Nous prenons la direction du point de chute présumé, c’est-à-dire l’ouest de Genève. Nous sommes à l’écoute des commentaires et des reports sur 145.775 MHz et, à partir du col de la faucille, nous passons sur 145.725 MHz. Lorsque le ballon dépasse les 25.000 m d’altitude, il rencontre des jets et il se prend pour un bolide, frôlant, juste avant son éclatement, les 200 km/h ! Ce n’était pas prévu dans les prévisions ! Nous sommes à Gex lorsque le ballon éclate, vers 30 000 m d’altitude. Entre temps, F6AIU nous a donné une nouvelle prévision ré-actualisée (vers Sallanches, 74).

F5HLQ à la prévision

Juste après l’éclatement, et comme d’habitude, JC et moi sortons les outils pour faire la règle des 1/3 ; 2/3 : sur la carte ouverte sur le capot de la Clio, à l’aide d’une règle, on trace un trait partant du point de lâcher du ballon, qui passe par le point d’éclatement et on reporte la moitié de la distance effectuée de l’autre coté. Ca nous donne une chute possible vers Martigny, en Suisse ! Le plus rapide est de passer au nord du lac Léman, via Lausanne et Montreux.

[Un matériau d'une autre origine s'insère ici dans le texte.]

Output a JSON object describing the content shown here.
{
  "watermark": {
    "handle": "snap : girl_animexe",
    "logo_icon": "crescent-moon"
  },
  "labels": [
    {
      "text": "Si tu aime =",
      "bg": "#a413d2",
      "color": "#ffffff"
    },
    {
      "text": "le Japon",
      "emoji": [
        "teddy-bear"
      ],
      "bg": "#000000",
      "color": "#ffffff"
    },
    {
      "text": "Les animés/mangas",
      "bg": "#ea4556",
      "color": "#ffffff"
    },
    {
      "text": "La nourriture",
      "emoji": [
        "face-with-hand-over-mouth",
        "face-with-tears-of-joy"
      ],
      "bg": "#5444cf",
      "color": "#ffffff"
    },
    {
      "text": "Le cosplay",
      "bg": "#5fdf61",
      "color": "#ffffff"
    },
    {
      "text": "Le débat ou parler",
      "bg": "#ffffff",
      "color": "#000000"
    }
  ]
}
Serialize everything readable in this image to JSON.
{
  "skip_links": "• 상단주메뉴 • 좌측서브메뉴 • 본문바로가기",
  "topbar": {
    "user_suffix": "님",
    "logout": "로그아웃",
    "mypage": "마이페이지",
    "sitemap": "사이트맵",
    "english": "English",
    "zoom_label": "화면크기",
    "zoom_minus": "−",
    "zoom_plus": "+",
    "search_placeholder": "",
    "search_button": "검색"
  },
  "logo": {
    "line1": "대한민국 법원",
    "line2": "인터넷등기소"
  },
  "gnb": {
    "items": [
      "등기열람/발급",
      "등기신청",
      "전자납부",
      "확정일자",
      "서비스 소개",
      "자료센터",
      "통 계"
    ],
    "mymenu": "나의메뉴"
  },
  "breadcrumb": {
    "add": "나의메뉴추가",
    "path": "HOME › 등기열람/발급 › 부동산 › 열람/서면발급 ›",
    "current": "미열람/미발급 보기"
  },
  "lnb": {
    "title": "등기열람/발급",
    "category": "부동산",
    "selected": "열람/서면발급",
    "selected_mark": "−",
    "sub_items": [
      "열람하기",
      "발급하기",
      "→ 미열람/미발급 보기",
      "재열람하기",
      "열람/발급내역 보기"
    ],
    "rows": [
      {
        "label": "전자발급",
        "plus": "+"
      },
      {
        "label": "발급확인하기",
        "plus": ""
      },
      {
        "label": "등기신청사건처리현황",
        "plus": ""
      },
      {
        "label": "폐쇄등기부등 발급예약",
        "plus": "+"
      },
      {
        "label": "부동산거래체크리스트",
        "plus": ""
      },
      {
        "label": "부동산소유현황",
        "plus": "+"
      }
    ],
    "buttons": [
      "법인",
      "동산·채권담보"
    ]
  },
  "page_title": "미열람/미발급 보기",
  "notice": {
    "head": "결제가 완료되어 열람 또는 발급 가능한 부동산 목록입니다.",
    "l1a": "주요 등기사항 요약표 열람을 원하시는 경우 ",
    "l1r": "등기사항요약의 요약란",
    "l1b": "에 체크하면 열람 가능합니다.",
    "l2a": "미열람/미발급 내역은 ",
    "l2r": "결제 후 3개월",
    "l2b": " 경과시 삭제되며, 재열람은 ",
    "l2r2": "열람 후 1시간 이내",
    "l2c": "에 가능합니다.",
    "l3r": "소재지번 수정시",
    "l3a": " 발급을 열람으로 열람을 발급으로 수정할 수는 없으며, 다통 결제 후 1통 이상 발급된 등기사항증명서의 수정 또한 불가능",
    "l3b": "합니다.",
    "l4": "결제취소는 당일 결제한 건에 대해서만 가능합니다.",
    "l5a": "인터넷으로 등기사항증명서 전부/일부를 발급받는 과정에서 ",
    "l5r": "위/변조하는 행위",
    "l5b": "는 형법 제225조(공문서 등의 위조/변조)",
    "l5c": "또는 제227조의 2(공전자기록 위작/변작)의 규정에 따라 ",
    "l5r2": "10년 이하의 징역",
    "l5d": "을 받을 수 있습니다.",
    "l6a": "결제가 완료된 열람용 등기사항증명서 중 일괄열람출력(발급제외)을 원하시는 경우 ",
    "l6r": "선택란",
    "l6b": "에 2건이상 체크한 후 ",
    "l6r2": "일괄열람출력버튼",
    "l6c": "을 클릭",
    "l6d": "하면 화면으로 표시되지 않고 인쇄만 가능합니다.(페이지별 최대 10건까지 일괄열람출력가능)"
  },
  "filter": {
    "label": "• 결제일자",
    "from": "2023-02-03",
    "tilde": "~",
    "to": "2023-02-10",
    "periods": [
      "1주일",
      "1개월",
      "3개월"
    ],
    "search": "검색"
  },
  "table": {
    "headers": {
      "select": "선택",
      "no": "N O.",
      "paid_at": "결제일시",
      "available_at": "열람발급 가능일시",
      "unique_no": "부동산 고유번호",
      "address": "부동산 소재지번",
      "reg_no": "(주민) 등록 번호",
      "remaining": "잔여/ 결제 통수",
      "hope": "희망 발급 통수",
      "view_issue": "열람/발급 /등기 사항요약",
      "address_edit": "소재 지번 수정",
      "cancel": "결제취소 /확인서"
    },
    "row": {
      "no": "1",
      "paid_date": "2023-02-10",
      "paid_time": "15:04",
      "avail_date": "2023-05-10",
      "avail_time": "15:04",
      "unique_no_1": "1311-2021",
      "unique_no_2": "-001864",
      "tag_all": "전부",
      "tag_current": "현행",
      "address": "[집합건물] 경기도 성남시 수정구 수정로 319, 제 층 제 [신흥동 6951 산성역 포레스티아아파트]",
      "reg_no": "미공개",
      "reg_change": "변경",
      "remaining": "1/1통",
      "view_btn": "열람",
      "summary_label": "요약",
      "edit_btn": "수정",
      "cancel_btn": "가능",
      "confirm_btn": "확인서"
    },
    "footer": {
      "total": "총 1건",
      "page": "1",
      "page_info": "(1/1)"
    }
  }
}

Cette stratégie s’avérera désastreuse car, à la descente, le ballon ne profitera pas de ces vents forts puisque le parachute ne fait effet que vers 15.000 m. Il ne partira donc que très peu vers l’est et restera dans le 74. Nous sommes vers Lausanne lorsque nous nous apercevons de ce fait, il est trop tard pour faire demi tour. Le ballon se posera vers 16h15, vers Samoens (74). Nous arrivons sur place 3h00 plus tard , à 19h15 …

Les trames APRS du ballon au sol seront à nouveau décodées lorsque nous arrivons à 9kms du ballon : OUF, il se trouve à 950 m d’altitude. Lorsqu’on voit les montagnes autour de Samoens (http://g.co/maps/p7m8a ), finalement on se dit que cela aurait pu être pire et que le ballon aurait pu tomber sur des sommets enneigés. Il se situe à moins d’une centaine de mètres de la route, mais dans un arbre à plus de 20m de haut. Jean Claude tente plusieurs ascensions, mais les arbres aux alentours sont soit trop gros, soit trop petits et malgré les 8 m de canne à pèche, on n’arrivera pas à agripper la nacelle.

Elle est restée sur place et nous sommes en discussion avec des élagueurs locaux.

Merci à F6AIU, F4FUS, F1IMO, F0FNC, F0FYF, et j’en oublie certainement, pour les reports et infos via le réseau VHF, ainsi qu’aux Oms qui ont passés quelques reports via les listes de diffusion.